1877 –  December 1, 1928

Civil Rights Lawyer and Community Activist

William McCard, known as a fearless champion of civil rights whose ambition in life was to be a service to his people, was born in Rockford, IL.  He graduated from the University of Wisconsin and Northwestern University School of Law.  He begin his law practice in Chicago, but later relocated to Baltimore and continue his law practice at 19 East Saratoga Street. This popular Republican civil rights attorney resided at 1940 Druid Hill Avenue and was one of the founding members of the April 4,1912 Baltimore Branch of the NAACP.  As member of the Arch Social Club, he also served as the organization’s legal adviser. Spurned by the racist Maryland Bar Association, William McCard, like all Black attorneys of his era, was a member of the all-Black Monumental Bar Association.  In 1920, he joined with several Black attorneys to purchase a four-story, 17-rooms office building  at 14 East Pleasant Street. It was named the Banneker Law Building after Benjamin Banneker, the famed African American astronomer and architect. William McCard and his coalition of  lawyers at the Banneker Building served as the legal shock troops for Black Baltimore and stand as the founders of today’s Monumental City Bar Association.
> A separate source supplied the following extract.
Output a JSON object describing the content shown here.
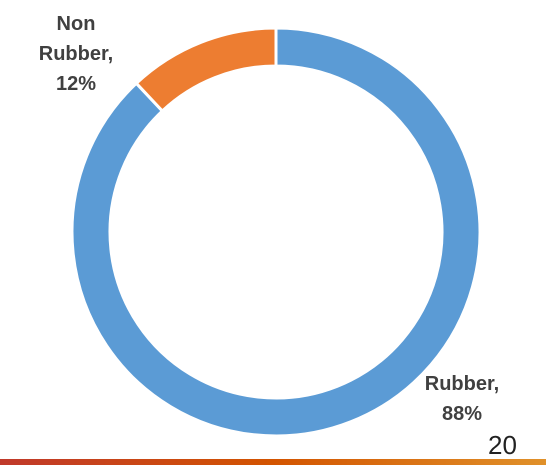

McCard was buried in Baltimore’s Historic Mount Auburn Cemetery.





May 19, 1866 – September 7, 1917

Baltimore’s first Black City Councilman

(Civil Rights Lawyer and Community Activist)

Harry Sythe Cummings the grandson of a slave was born free in Baltimore City on May 19, 1866.  He was educated in Baltimore’s public school and graduated with honors from Lincoln University in 1886.  He worked at the law office of Joseph S. David for one year, before entering Maryland Law School.   In 1889 he graduated and was admitted to the Bar  and begin his law practiced at 19 East Saratoga St.  Cummings resided at 1234 Druid Hill Avenue and Lanvale St. right across from the Bethel AME Church.  In 1890, Cummings was the first African-American member elected to the Baltimore City Council representing Ward 11.  He was reelected in 1891, 1897, 1911 and 1915.  In 1904 Cummings was elected as delegate to the Republican National Convention in Chicago where he was selected by President Theodore Roosevelt to second his nomination on behalf of the Black people.  Cummings is credited with agitating for the uplift of his people and the establishment of the Colored Polytechnic, greater educational opportunities for Baltimore’s Black youth and getting more Black teachers in all colored schools.

Harry Cummings was also one of the founding member of the Arch Social.  On Sunday, October 10, 1915 he introduced Arch Social Club’s annual Memorial Day Service at St. John A.M.E. Church and again on Sunday, October 8, 1916 he again open up the annual Memorial Day Service at the Ebenezer A.M.E. Church.  Harry Cumming died the following year on September 7, 1917, at age 51, and was buried at the Baltimore Historic Mount Auburn Cemetery. (Read More>>>)






December 8, 1897- July 25, 1955

Roy S. Bond, known as the “King of Divorce Lawyers,” gained his reputation as the leading trial-winner in Baltimore and the State of Maryland. He was born in Forest Hill, Maryland and educated in Hartford Country public schools. In 1914, Bonds graduated from Howard University Law School, and set up his law practice at 14 East Pleasant Street–The Banneker Law Building. Bonds served as the Arch Social Club’s legal adviser from 1928-1939. He is credited, along with President George Bailey, both Republicans, for Arch Social Club becoming the first “private club” in the State of Maryland–the first such institution to receive a liquor license after the repeal of Prohibition.  Bond resided at 1517 Druid Hill Avenue.  He died at age 58. His estate was estimated at $103,000. The will, executed in January 1954, created the Roy S. and Elvira M. Bond Fund from which needy students at Howard University would be able to borrow educational funds at a low interest.  Roy S. Bond was buried in the Historic Mount Auburn Cemetery.





The lawyers and clergymen pictured here fought and won the right of Black teachers to teach Black children in Baltimore’s Colored High School.
After this 1910 photograph, many of these men went on to become outstanding leaders of the city’s civil rights movement. Among them were members and supporters of Arch Social Club. 1910

Pictured in the top doorway is Rev. Harvey Johnson. To his left and right stand Attorneys U. Grant Tyler and C.C. Fitzgerald. Second row: John L.Dozier, Hugh Burkett, Warren McGwinn and H.R. White (non-lawyer). Third row: George Pendleton, William McCard, Fourth row: W. Ashbie Hawkins, Bottom row: William H. Daniels, Harry Cummings and J.W. Parker.